Friday, July 25, 2008

On Reading

The problem with Reading--if we can refer to it as we might a person of particular stature--is that it's got a split personality.  

On the one hand, we have our bog-standard, supermarket specimens: paperbacks with gaudy covers and gaudier stories, sold next to checkout counters the world over and in alarming quantity at airports and train stations.  We like to frown on these: they aren't literary.  Often they're poorly written, if not poorly constructed.  They're what's known unflinchingly as "trashy."

And on the other hand, we have the revered literary specimen: the classics, the Booker prize winners, the inscrutable and the un-understandable.  We have Toni Morrison and Salman Rushdie.  We have academics writing in a secret language; and War and Peace, and Swann's Way.

What's in between?  Well, not much--we only have two hands, as it were.  For as soon as something finds a home at Tesco, it automatically loses a chance at existing on an intellectual's bookshelf--and vice versa.  In a Guardian article  today, Stuart Jeffries discusses our inability as a culture to read--that is, to finish books we start, or to start books that we'll actually like.  He suggests that the problem might be largely due to a sort of collective guilt--we read (or attempt to read) the books we think we should, and when that fails (just because it's on some obscure list of "the greatest 100 novels ever written" doesn't actually mean it's good, or compelling, or the sort of thing that you are interested in) we sink into a depressive reading slump.  

"According to the Office for National Statistics," writes Jeffries, "a third of Britons read 'challenging literature' in order to seem well-read even though they could not follow what the book was about.  It has always been thus: 'challenging literature' is an eternal mystery, like women or, if you prefer, like men."  

And we're enchanted by the mystery--or the possibility that the mystery holds, anyway.  We're told that literature is the key to intellectual discovery, that we'll never be the same after we've read Dostoyevsky or Wide Sargasso Sea.  What we're told less often, sadly, is that we'll also never be the same after we've read Agatha Christie or Harry Potter; what we understand sticks with us.  

What gets left out is this truth: that it's story we identify with, and language, and nothing else. We will not be changed as people because someone has deemed a particular book Booker-prize worthy, but we will be changed because we find something embedded in it that rings achingly true.

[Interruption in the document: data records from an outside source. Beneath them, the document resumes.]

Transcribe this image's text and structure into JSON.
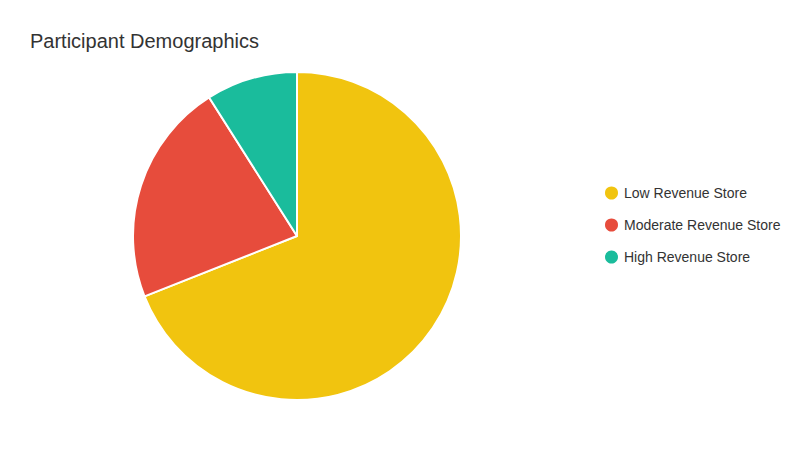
{
  "chart_data": {
    "type": "pie",
    "title": "Participant Demographics",
    "categories": [
      "Low Revenue Store",
      "Moderate Revenue Store",
      "High Revenue Store"
    ],
    "values": [
      69,
      22,
      9
    ],
    "colors": [
      "#f1c40f",
      "#e74c3c",
      "#1abc9c"
    ],
    "legend": "right"
  }
}
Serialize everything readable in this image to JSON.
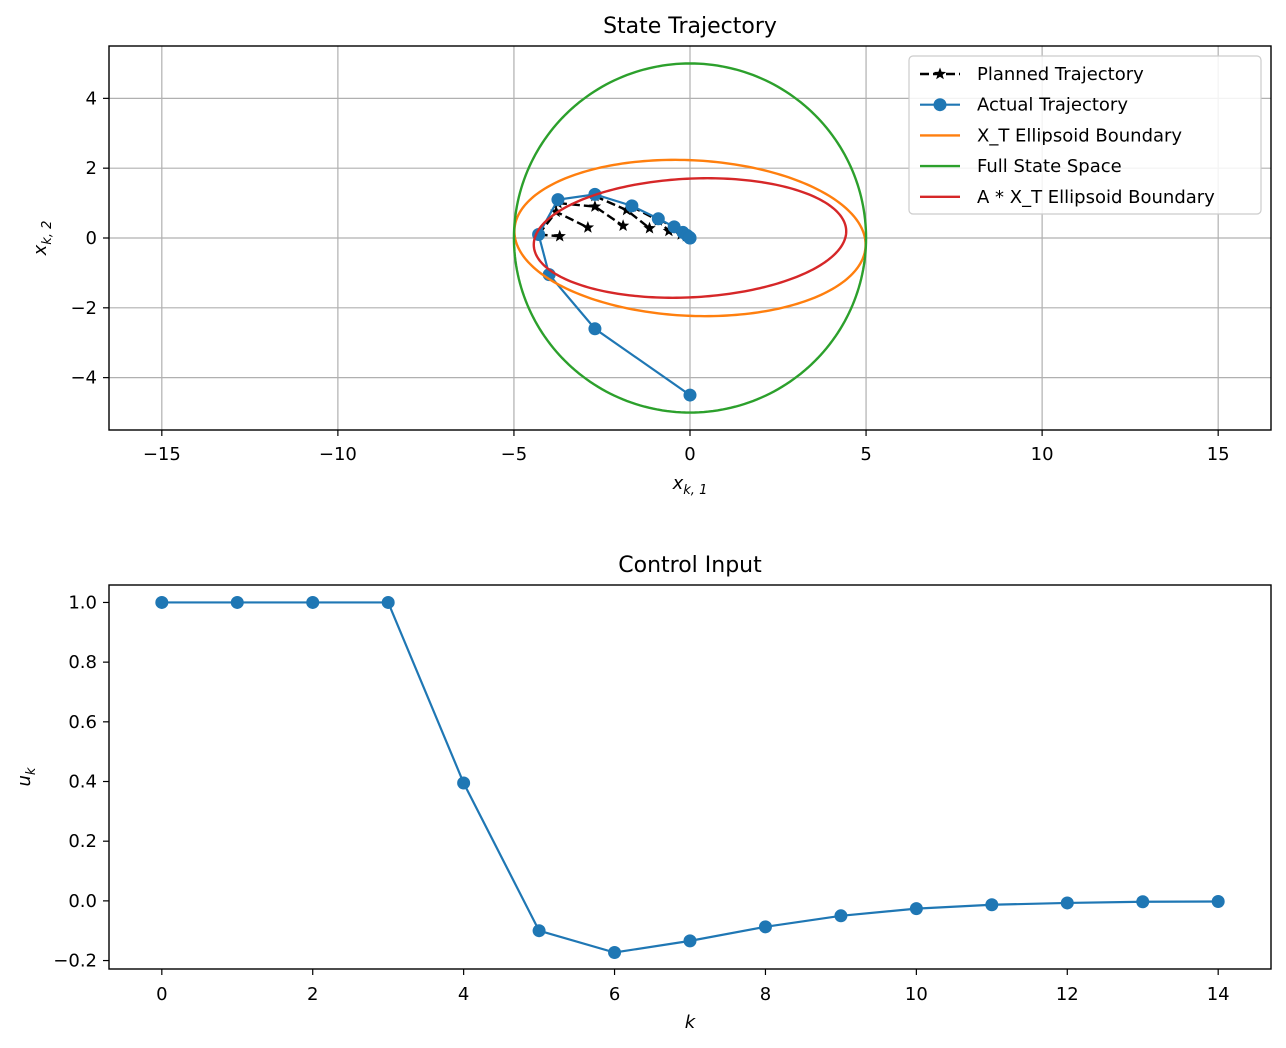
{
  "chart_data": [
    {
      "type": "line",
      "title": "State Trajectory",
      "xlabel": "x_{k,1}",
      "ylabel": "x_{k,2}",
      "xlabel_main": "x",
      "xlabel_sub": "k, 1",
      "ylabel_main": "x",
      "ylabel_sub": "k, 2",
      "xlim": [
        -16.5,
        16.5
      ],
      "ylim": [
        -5.5,
        5.5
      ],
      "xticks": [
        -15,
        -10,
        -5,
        0,
        5,
        10,
        15
      ],
      "xtick_labels": [
        "−15",
        "−10",
        "−5",
        "0",
        "5",
        "10",
        "15"
      ],
      "yticks": [
        -4,
        -2,
        0,
        2,
        4
      ],
      "ytick_labels": [
        "−4",
        "−2",
        "0",
        "2",
        "4"
      ],
      "grid": true,
      "legend_position": "top-right",
      "legend": [
        "Planned Trajectory",
        "Actual Trajectory",
        "X_T Ellipsoid Boundary",
        "Full State Space",
        "A * X_T Ellipsoid Boundary"
      ],
      "series": [
        {
          "name": "Planned Trajectory",
          "color": "#000000",
          "style": "dashed",
          "marker": "star",
          "paths": [
            [
              [
                -4.3,
                0.1
              ],
              [
                -3.7,
                0.05
              ]
            ],
            [
              [
                -4.3,
                0.1
              ],
              [
                -3.8,
                0.75
              ],
              [
                -2.9,
                0.3
              ]
            ],
            [
              [
                -3.75,
                1.0
              ],
              [
                -2.7,
                0.9
              ],
              [
                -1.9,
                0.35
              ]
            ],
            [
              [
                -2.7,
                1.2
              ],
              [
                -1.8,
                0.8
              ],
              [
                -1.15,
                0.28
              ]
            ],
            [
              [
                -1.65,
                0.9
              ],
              [
                -0.9,
                0.5
              ],
              [
                -0.6,
                0.2
              ]
            ],
            [
              [
                -0.9,
                0.55
              ],
              [
                -0.45,
                0.3
              ],
              [
                -0.25,
                0.1
              ]
            ],
            [
              [
                -0.45,
                0.3
              ],
              [
                -0.2,
                0.15
              ],
              [
                -0.1,
                0.05
              ]
            ]
          ]
        },
        {
          "name": "Actual Trajectory",
          "color": "#1f77b4",
          "style": "solid",
          "marker": "circle",
          "points": [
            [
              0,
              -4.5
            ],
            [
              -2.7,
              -2.6
            ],
            [
              -4.0,
              -1.05
            ],
            [
              -4.3,
              0.1
            ],
            [
              -3.75,
              1.1
            ],
            [
              -2.7,
              1.25
            ],
            [
              -1.65,
              0.92
            ],
            [
              -0.9,
              0.55
            ],
            [
              -0.45,
              0.32
            ],
            [
              -0.2,
              0.16
            ],
            [
              -0.08,
              0.07
            ],
            [
              -0.03,
              0.03
            ],
            [
              -0.01,
              0.01
            ],
            [
              0,
              0
            ],
            [
              0,
              0
            ]
          ]
        },
        {
          "name": "X_T Ellipsoid Boundary",
          "color": "#ff7f0e",
          "ellipse": {
            "cx": 0,
            "cy": 0,
            "rx": 4.9917,
            "ry": 2.228,
            "angle_deg": -2.77
          }
        },
        {
          "name": "Full State Space",
          "color": "#2ca02c",
          "circle": {
            "cx": 0,
            "cy": 0,
            "r": 5
          }
        },
        {
          "name": "A * X_T Ellipsoid Boundary",
          "color": "#d62728",
          "ellipse": {
            "cx": 0,
            "cy": 0,
            "rx": 4.4412,
            "ry": 1.6997,
            "angle_deg": 2.87
          }
        }
      ]
    },
    {
      "type": "line",
      "title": "Control Input",
      "xlabel": "k",
      "ylabel": "u_k",
      "xlabel_main": "k",
      "ylabel_main": "u",
      "ylabel_sub": "k",
      "xlim": [
        -0.7,
        14.7
      ],
      "ylim": [
        -0.2283,
        1.0585
      ],
      "xticks": [
        0,
        2,
        4,
        6,
        8,
        10,
        12,
        14
      ],
      "xtick_labels": [
        "0",
        "2",
        "4",
        "6",
        "8",
        "10",
        "12",
        "14"
      ],
      "yticks": [
        -0.2,
        0.0,
        0.2,
        0.4,
        0.6,
        0.8,
        1.0
      ],
      "ytick_labels": [
        "−0.2",
        "0.0",
        "0.2",
        "0.4",
        "0.6",
        "0.8",
        "1.0"
      ],
      "grid": false,
      "series": [
        {
          "color": "#1f77b4",
          "marker": "circle",
          "x": [
            0,
            1,
            2,
            3,
            4,
            5,
            6,
            7,
            8,
            9,
            10,
            11,
            12,
            13,
            14
          ],
          "y": [
            1.0,
            1.0,
            1.0,
            1.0,
            0.395,
            -0.1,
            -0.173,
            -0.134,
            -0.087,
            -0.05,
            -0.026,
            -0.013,
            -0.007,
            -0.003,
            -0.002
          ]
        }
      ]
    }
  ]
}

"Challenging literature" is an art form, but not necessarily a good one.  I'm sure that Salman Rushdie has only earned such prestige because everyone is afraid to admit that they've read his books and not understood them (or, worse still, not finished them)--I can see a whole slew of academics thinking, "Oh!  this must be brilliant, if even I can't get through it.  What a genius this man is!"  (I'm doubly convinced of this after hearing him speak at Hay-on-Wye in a mystifyingly packed makeshift theatre.)  The only Rushdie book I have finished happily is the one he wrote directly after The Satanic Verses (which confounded me completely): Haroun and the Sea of Stories.  But it's essentially a children's book, dedicated to the author's son, interpreted by some as his attempt to explain the Fatwah in easy metaphorical terms; and it's far less lauded for it.

Academics, you see, are a notoriously exclusive people (if you've ever tried to read the TLS, you'll understand this automatically).  Though I suspect there are some out there who earnestly have a passion for their studies and would be perfectly happy to see the whole world fall in love with the same topic, with varying degrees of success, the overwhelming impression is that academics actually like being obscure.  It's a brand of triumph to be able to to appeal only to a tiny, select group, and a kind of failure to attempt to cast one's net wider.  

But where's the point?  If we can't understand what we read, then we may as well not read at all.  The joy of reading is not to be able to list off the classics we've downed (it isn't a drinking game), but to be able to say (or simply to feel) that we have found something in the writing that
 impacts us, or speaks to us, or that we like, or that, in fact, we dislike, for some other reason than that it bores or baffles us.  If that happens in a Tom Clancy book, that's great; but there's also nothing to preclude us from also foraying into the forbidden fields of intellect and finding whatever we damn well please in Joseph Heller.  And at this point, only we can narrow the literary class-gap.

2 comments:

Badaude said...

Reading? Oh, reading. I thought you were talking about Reading - you know, the stop down from Oxford toward London.
I think you've hit on something with the 'drinking game' thought. Yes, there's certainly that element to it, but you can't make reading into something it isn't. And how desirable would it be to lose that enjoyable edge of social competition? How many books wouldn't I have read if I hadn't thought it as necessary as trying absinthe or guinness, or champagne?
So, read Ulysses because you feel you should (and end up loving it) and read Murder at Styles and find it's a classic of modernism. Best advice is - unlike drinking - Mix it!

Badaude said...

Sorry, 'The Mysterious Affair at Styles'.